Go back to 1920 and the beach was neatly piled with sacks of cocoa, waiting for surf-boats to take them to freighters anchored offshore. In 1928 the cocoa-shipping business shifted a four-hour drive west to Takoradi, where the new port had opened and allowed ships to dock.

Tentative translation from the Yoruba: "Mawu (the creator-goddess), Deliver Me."

Plenty of sects to choose from. Eye Ogya comes from a Nigerian one that translates as Pentecostal Fire.

A third of a mile closer to Central, Ussher Fort.

The Dutch built their first fort on this site in 1648. An earthquake in 1862 destroyed its replacement. The British took over in 1868, rebuilt the place again, named it after Governor Henry Usher, and repurposed it as a prison, which it remained until 1993. The gateway trimming was added by Gordon Guggisberg, probably the Gold Coast's most productive governor.

Accra Central, with the post office on the left.

Things have perked up a bit since Wright came by: "Early next morning I found a taxi at the roadside and went into the city.
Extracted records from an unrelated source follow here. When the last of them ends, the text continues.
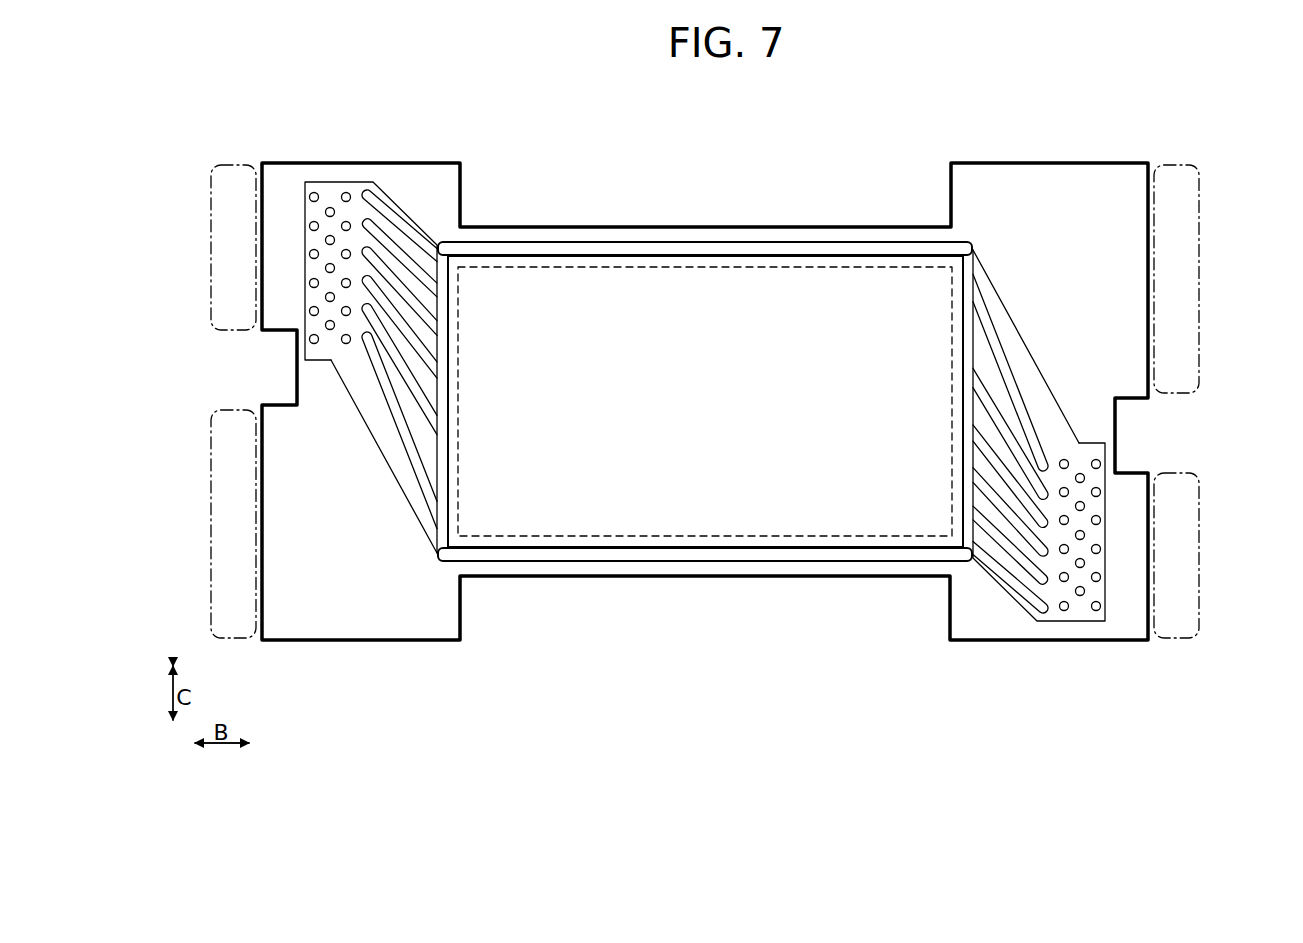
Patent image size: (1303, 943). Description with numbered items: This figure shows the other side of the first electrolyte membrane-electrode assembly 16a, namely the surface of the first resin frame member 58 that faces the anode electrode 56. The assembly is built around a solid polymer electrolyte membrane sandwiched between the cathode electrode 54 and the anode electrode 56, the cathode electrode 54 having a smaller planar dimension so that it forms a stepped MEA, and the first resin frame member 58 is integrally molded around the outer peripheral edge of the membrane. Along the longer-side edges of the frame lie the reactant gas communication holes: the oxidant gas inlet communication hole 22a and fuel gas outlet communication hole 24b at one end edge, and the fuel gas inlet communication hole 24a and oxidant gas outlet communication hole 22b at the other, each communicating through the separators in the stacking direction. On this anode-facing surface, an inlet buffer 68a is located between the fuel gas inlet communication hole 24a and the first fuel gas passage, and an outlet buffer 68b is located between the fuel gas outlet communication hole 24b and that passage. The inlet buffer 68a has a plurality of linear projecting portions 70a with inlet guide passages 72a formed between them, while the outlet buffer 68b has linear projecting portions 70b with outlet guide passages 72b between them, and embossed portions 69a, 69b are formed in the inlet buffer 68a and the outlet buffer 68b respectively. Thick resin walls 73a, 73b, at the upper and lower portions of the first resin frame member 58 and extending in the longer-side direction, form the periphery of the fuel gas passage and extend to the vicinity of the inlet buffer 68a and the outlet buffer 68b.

The first electrolyte membrane-electrode assembly 16a is at (782, 92).
The first resin frame member 58 is at (975, 160).
The cathode electrode 54 is at (608, 300).
The anode electrode 56 is at (542, 300).
The resin wall 73a is at (729, 248).
The resin wall 73b is at (693, 552).
The inlet buffer 68a is at (407, 184).
The outlet buffer 68b is at (1007, 616).
The embossed portions 69a is at (312, 342).
The embossed portions 69b is at (1100, 460).
The linear projecting portions 70a is at (413, 462).
The linear projecting portions 70b is at (993, 340).
The inlet guide passages 72a is at (417, 428).
The outlet guide passages 72b is at (1000, 390).
The fuel gas inlet communication hole 24a is at (222, 265).
The fuel gas outlet communication hole 24b is at (1188, 578).
The oxidant gas inlet communication hole 22a is at (1188, 265).
The oxidant gas outlet communication hole 22b is at (223, 578).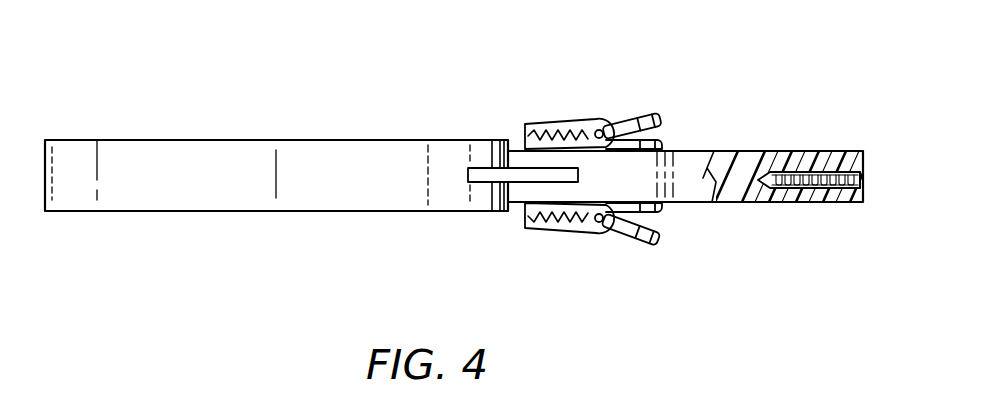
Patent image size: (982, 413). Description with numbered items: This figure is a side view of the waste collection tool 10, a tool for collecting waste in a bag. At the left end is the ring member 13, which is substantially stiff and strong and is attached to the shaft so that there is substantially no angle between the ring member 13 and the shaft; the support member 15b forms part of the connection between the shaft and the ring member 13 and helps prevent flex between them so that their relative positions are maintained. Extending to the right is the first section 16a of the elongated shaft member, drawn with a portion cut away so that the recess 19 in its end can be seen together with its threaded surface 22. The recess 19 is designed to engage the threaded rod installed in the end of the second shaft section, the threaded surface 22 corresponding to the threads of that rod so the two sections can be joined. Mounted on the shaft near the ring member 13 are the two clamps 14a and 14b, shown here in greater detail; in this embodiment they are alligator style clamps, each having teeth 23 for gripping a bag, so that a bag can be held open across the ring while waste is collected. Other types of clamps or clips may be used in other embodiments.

The tool 10 is at (546, 62).
The ring member 13 is at (125, 163).
The clamp 14a is at (657, 110).
The clamp 14b is at (662, 247).
The support member 15b is at (520, 207).
The first section 16a is at (747, 162).
The recess 19 is at (818, 170).
The threaded surface 22 is at (859, 179).
The teeth 23 is at (555, 128).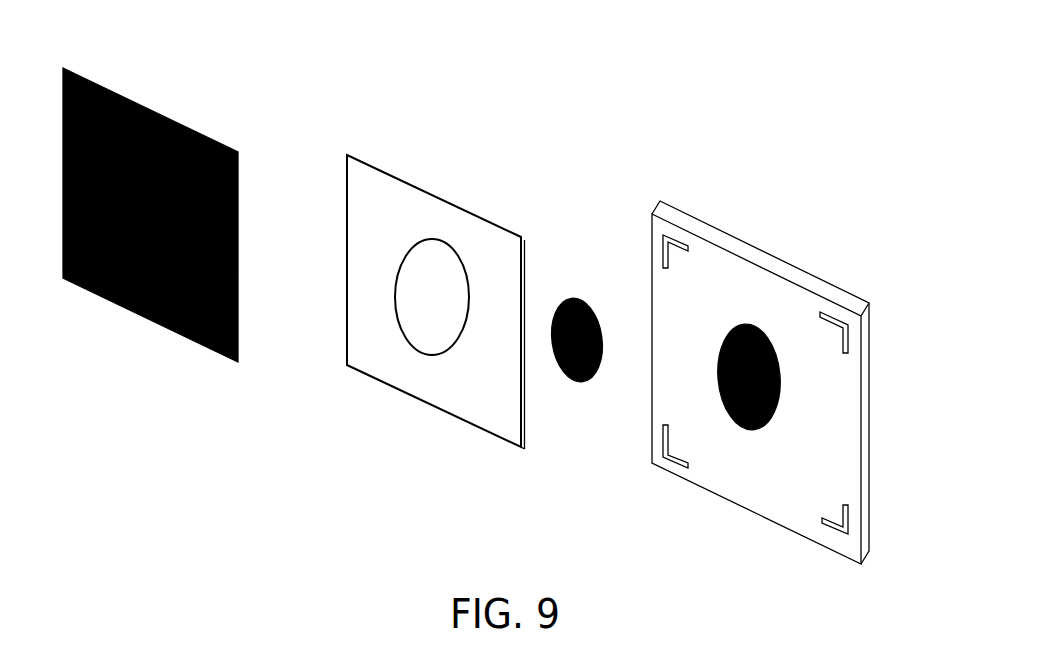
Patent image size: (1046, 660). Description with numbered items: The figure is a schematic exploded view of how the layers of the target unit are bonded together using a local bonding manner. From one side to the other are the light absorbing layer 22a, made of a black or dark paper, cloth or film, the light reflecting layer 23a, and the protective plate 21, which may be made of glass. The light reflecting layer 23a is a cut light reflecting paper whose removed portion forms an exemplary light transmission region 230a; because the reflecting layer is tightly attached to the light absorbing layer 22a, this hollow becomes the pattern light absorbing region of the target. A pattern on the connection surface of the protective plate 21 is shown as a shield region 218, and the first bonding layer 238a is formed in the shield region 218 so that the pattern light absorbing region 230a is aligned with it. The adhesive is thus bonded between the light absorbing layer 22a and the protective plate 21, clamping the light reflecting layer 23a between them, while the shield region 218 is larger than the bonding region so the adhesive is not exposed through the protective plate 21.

The light absorbing layer 22a is at (162, 113).
The light reflecting layer 23a is at (368, 163).
The light transmission region 230a is at (438, 253).
The first bonding layer 238a is at (572, 298).
The protective plate 21 is at (758, 258).
The shield region 218 is at (778, 388).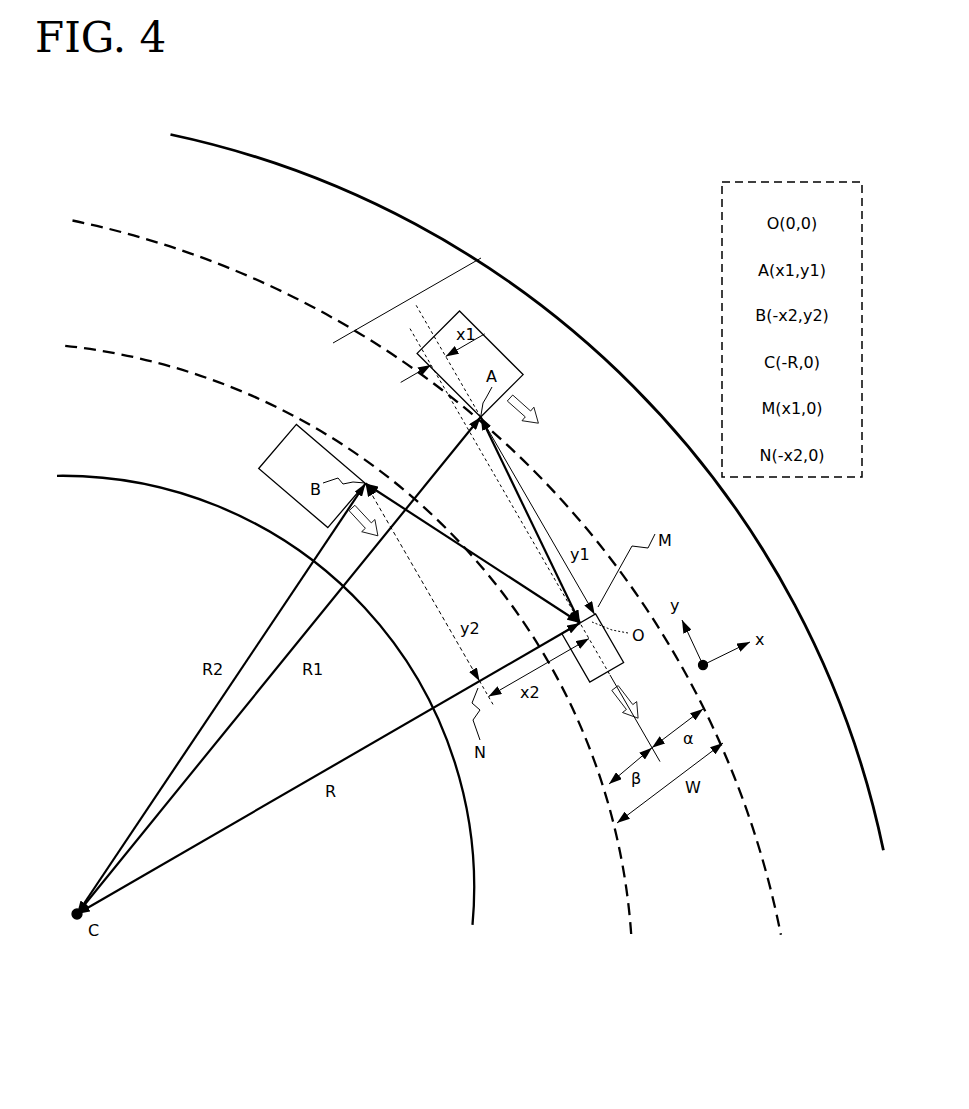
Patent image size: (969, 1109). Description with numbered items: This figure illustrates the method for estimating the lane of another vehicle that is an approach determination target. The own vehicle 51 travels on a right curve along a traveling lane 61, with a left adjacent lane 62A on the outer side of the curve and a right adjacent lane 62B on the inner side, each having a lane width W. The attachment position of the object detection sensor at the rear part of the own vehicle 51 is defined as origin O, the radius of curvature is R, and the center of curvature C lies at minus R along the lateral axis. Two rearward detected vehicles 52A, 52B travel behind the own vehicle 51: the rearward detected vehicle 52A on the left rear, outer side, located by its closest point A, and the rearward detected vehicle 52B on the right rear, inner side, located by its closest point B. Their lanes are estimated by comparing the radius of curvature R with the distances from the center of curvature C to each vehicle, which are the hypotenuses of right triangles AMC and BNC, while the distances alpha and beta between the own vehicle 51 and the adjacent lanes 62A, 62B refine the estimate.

The left adjacent lane 62A is at (333, 210).
The right adjacent lane 62B is at (173, 450).
The traveling lane 61 is at (481, 250).
The rearward detected vehicle 52A is at (523, 375).
The rearward detected vehicle 52B is at (297, 477).
The own vehicle 51 is at (620, 665).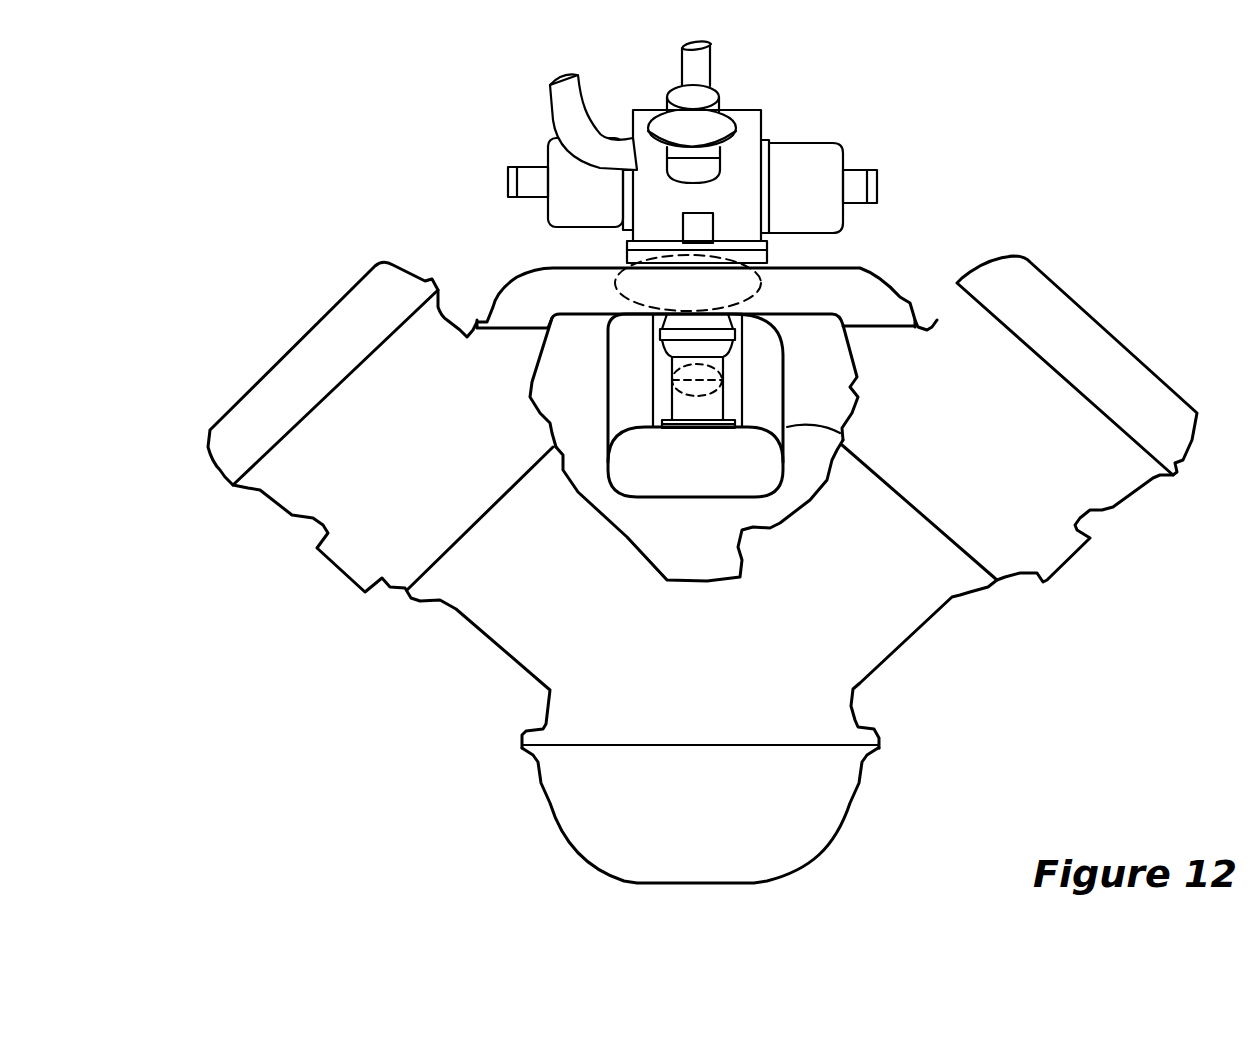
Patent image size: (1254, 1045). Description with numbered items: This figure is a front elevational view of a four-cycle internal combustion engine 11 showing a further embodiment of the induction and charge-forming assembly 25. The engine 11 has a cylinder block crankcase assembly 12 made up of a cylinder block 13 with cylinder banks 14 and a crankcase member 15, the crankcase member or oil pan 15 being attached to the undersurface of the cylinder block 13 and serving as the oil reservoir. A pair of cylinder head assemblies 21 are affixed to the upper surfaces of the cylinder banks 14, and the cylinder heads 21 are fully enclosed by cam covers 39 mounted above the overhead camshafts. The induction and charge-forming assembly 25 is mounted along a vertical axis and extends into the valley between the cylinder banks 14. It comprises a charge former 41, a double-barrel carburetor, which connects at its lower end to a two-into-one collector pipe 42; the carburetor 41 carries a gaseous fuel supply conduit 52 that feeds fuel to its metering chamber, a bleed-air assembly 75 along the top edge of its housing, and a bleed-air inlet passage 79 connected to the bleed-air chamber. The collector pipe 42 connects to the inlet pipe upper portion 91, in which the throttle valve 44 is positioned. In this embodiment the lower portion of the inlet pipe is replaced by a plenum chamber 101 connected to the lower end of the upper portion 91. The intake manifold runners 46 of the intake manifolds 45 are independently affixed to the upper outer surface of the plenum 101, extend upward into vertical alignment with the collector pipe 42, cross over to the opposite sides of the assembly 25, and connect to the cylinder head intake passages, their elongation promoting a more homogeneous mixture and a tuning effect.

The internal combustion engine 11 is at (932, 167).
The cylinder block crankcase assembly 12 is at (868, 695).
The cylinder block 13 is at (707, 578).
The cylinder banks 14 is at (477, 632).
The crankcase member 15 is at (850, 795).
The cylinder head assemblies 21 is at (537, 380).
The induction and charge-forming assembly 25 is at (676, 139).
The cam covers 39 is at (320, 312).
The charge former 41 is at (806, 129).
The collector pipe 42 is at (760, 267).
The throttle valve 44 is at (734, 377).
The intake manifolds 45 is at (605, 438).
The intake manifold runners 46 is at (487, 313).
The gaseous fuel supply conduit 52 is at (712, 46).
The bleed-air assembly 75 is at (706, 103).
The bleed-air inlet passage 79 is at (560, 135).
The inlet pipe upper portion 91 is at (660, 365).
The plenum chamber 101 is at (652, 498).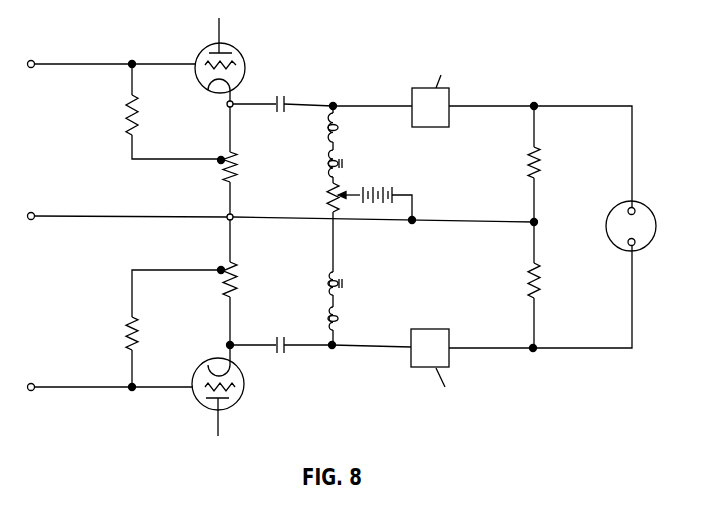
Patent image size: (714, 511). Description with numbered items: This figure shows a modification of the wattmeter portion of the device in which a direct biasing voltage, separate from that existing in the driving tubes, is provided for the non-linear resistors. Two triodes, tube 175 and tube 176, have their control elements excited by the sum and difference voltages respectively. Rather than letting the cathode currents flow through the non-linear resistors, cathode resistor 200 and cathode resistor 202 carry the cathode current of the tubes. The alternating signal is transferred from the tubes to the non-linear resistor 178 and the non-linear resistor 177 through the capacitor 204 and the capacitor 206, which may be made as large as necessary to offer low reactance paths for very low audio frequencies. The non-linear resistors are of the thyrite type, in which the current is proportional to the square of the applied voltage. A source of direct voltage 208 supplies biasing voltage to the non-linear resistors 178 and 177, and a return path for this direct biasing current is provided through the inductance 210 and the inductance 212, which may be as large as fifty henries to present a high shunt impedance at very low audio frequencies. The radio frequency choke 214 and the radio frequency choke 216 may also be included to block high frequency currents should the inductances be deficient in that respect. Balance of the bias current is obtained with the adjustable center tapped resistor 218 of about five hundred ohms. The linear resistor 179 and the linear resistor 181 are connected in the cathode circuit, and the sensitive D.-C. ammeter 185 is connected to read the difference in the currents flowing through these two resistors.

The tube 175 is at (236, 50).
The tube 176 is at (232, 405).
The non-linear resistor 177 is at (450, 360).
The non-linear resistor 178 is at (449, 97).
The linear resistor 179 is at (541, 159).
The linear resistor 181 is at (541, 277).
The D.-C. ammeter 185 is at (649, 210).
The cathode resistor 200 is at (238, 166).
The cathode resistor 202 is at (239, 279).
The capacitor 204 is at (283, 100).
The capacitor 206 is at (285, 353).
The source of direct voltage 208 is at (394, 191).
The inductance 210 is at (345, 158).
The inductance 212 is at (341, 283).
The radio frequency choke 214 is at (339, 129).
The radio frequency choke 216 is at (339, 322).
The center tapped resistor 218 is at (327, 190).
I got out at the post office. There were no sidewalks; one walked at the edge of a drainage ditch made of concrete in which urine ran. A stench pervaded the sunlit air."

Most buildings in the area remain in poor shape.

Where's that lawyer I'm paying for?

Here's a building in good shape.

A bit of style, from perhaps 1950. The ghostly initials may refer to the United Trading Company.

Another bit of moderne.

A picture that had to be taken on a Sunday. Understand?

This one, too. What it lacks in charm it makes up for with ventilation.